A series of speakers addressed about 35 students, mostly women, about the steps they could take to prevent the disease. The speakers included Dr. Kent Bullis, director of Ball State University's Amelia T. Wood Student Health Center and Cindy Adams, a nurse practitioner and director of the Healthy Hearts Center at Indiana Heart Hospital,
"It is not likely that it will ever be easier for you to take good care of yourself as it is right now," Bullis said. "As you move into becoming working people and wives and mothers it will never get any easier to make time for diet and exercise and taking good care of yourself."
Bullis, and the other speakers, stressed how important increasing physical activity, dieting and quitting smoking were to preventing heart disease.
Adams has spent the last 12 years working with heart failure patients and recently started reaching out to educate people about prevention methods.
"I became fatigued of looking at patients who we could have possibly done something for 10 years ago or 15 years ago," she said.

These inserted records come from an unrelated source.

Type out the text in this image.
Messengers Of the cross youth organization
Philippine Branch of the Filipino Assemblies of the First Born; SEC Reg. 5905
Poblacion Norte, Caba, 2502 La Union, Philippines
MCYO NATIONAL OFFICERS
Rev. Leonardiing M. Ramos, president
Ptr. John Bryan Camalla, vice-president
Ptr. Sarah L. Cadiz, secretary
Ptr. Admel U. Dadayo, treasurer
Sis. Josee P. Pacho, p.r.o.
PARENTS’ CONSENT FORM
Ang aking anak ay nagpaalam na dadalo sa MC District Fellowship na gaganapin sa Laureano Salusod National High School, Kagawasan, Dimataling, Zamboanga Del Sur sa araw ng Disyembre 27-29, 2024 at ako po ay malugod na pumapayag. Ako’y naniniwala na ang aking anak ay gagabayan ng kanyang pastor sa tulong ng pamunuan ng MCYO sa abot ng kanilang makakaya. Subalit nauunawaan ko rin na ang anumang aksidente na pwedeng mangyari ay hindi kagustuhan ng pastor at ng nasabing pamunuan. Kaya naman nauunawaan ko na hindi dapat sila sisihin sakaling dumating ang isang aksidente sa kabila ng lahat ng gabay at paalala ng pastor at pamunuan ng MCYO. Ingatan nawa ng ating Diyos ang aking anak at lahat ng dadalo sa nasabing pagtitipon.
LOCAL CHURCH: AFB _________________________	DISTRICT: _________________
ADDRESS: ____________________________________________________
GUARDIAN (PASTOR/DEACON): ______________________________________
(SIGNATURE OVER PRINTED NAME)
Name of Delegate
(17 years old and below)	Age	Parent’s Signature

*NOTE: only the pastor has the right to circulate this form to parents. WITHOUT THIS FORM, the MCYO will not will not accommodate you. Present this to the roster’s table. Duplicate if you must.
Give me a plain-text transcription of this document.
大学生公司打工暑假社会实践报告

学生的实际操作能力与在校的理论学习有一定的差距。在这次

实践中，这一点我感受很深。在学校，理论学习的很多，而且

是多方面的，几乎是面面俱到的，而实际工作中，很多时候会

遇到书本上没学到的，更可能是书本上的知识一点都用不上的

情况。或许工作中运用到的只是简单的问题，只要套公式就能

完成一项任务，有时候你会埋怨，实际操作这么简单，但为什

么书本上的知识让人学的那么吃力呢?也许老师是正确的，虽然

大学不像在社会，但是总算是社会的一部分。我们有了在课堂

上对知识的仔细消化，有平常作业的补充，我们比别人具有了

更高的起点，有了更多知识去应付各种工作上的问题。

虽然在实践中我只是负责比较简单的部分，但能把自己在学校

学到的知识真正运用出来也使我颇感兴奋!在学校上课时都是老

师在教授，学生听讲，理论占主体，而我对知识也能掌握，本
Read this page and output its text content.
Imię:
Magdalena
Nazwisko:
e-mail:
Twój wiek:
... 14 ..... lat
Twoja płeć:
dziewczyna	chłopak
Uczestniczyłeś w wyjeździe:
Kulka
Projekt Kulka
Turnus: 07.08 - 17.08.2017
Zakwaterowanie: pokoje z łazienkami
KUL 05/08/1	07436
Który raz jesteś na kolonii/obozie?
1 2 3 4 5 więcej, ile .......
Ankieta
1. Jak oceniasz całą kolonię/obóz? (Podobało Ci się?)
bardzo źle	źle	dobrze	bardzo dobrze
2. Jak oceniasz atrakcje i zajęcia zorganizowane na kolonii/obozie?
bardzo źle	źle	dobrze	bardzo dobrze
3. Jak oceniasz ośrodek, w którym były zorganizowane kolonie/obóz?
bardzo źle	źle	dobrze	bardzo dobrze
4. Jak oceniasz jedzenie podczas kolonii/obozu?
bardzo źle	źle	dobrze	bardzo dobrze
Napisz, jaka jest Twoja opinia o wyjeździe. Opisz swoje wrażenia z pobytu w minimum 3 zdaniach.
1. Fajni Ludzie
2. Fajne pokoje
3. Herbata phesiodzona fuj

Before the first lady's speech, heart-related screenings were offered for students. Speakers encouraged students to know the numbers of their blood pressure, cholesterol levels and glucose readings.
Brittany Madison, vice president of education and programming for the Panhellenic Council, which sponsored the event, said she learned a couple things from the speakers and thought it was presented in a way that registered with college students.
"It made me want to go back and check my cholesterol," she said.
Daniels said she was impressed with the number of students who were screened before the speech and thought the turnout was better than her Oct. 2 speech at the University of Southern Indiana in Evansville.
The first lady is beginning a tour to college campuses throughout the state focused on raising awareness about heart disease, which she is calling her "Heart to Heart" initiative. Daniels encouraged everyone to reach out to at least one other woman they loved and educate them about heart disease.
"We've just got to get the word out," she said.